1
votes

I am using Neo4j graph database, and I am trying to build a complex cypher query

I have the following nodes and relations:

Nodes:

  • Customer node
  • Brand node
  • Segment node (which has a "MaxReservationsPerBrandPerMonth" property)
  • Reservation node

Relations:

  • Each customer is segmented to a segment
  • customers can have a cust_reserved relation with a reservation
  • Each reservation is related to a brand

I want to get count of customers which are eligible for a new reservation for certain brand.

so, I need to count reservations for each customer for the given brand and compare with MaxReservationsPerBrandPerMonth for this customer's segment.

note that customers who don't have reservations should be counted also

Thanks for your support.

EDIT 1

after trying Michael first query, query is :

PROFILE MATCH (c:Customer)
// also count customers without reservations (make this match optional)
OPTIONAL MATCH (c)-[:CUST_RESERVED]->(r:Reservation)-[:RESERVATION_FOR]->(b:brand {BRAND_ID: "3"})
// count reservations by brand and customers
WITH c, b, count(*) as reservations
MATCH (c)-[:SEGMENTED]->(s:segment)
WHERE reservations < s.max_sms_per_month
// aggregate count customers per brand
RETURN b.NAME, count(distinct c) as customers

Query result: query result

the result is unexpected, I want to get eligible customer for "Honda" brand , the result is only 5 (which were already reserved for Honda before but still eligible because they didn't reach the maximum yet) , the result should be 998734 (all customers)

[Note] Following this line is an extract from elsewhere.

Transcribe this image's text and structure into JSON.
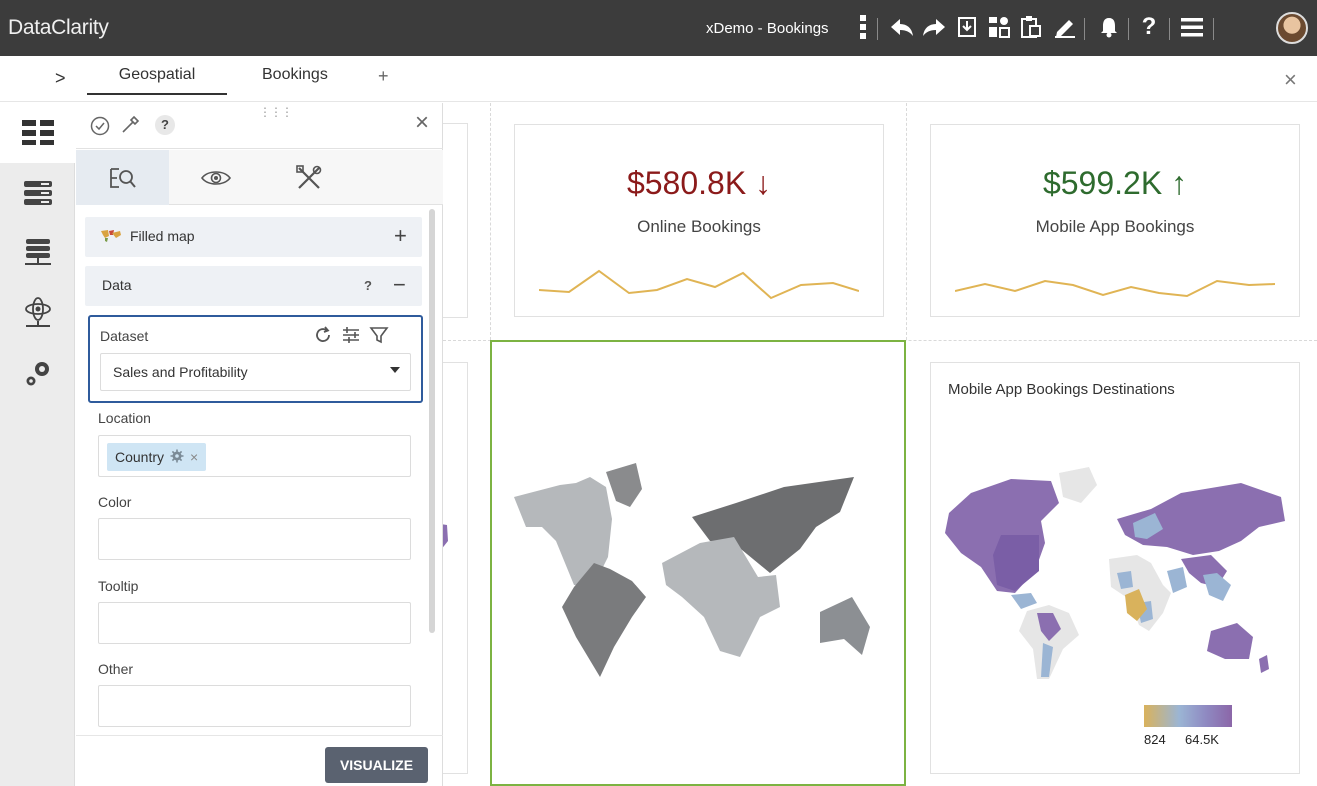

Query profile: Query profile

Data set: here Needed query in SQL: here

EDIT 2

Michael second query worked like a charm in around 20 sec, thank you Michael I need to include some date logic to check reservations during certain reservations please :)

1
Try to create an constraint / index for :brand(BRAND_ID) (note you should fix the spelling to :Brand(brandId)Michael Hunger
As you group by brand name (which is what I expected as you said "eligible for a brand").Michael Hunger

1 Answers

3
votes

You already spelled it out, please see our online guide for how you'd go from your use-case question: http://neo4j.com/developer/guide-data-modeling/

So your patterns are

(:Customer)-[:IS_SEGMENTED]->(:Segment {MaxReservationsPerBrandPerMonth:int})
(:Customer)-[:HAS_RESERVED]->(:Reservation)
(:Reservation)-[:FOR_BRAND]->(:Brand)

Your question:

  1. I want to get count of customers which are eligible for a new reservation for certain brand.
  2. so, I need to count reservations for each customer for the given brand and compare with MaxReservationsPerBrandPerMonth for this customer's segment.
  3. note that customers who don't have reservations should be counted also
MATCH (c:Customer)
// also count customers without reservations (make this match optional)
OPTIONAL MATCH (c)-[:HAS_RESERVED]->(r:Reservation)-[:FOR_BRAND]->(b:Brand)
// count reservations by brand and customers
WITH c, b, count(*) as reservations
MATCH (c)-[:IS_SEGMENTED]->(s:Segment)
WHERE s.MaxReservationsPerBrandPerMonth < reservations
// aggregate count customers per brand
RETURN b.name, count(distinct c) as customers

"as what should customers be counted without reservations" as 0 ?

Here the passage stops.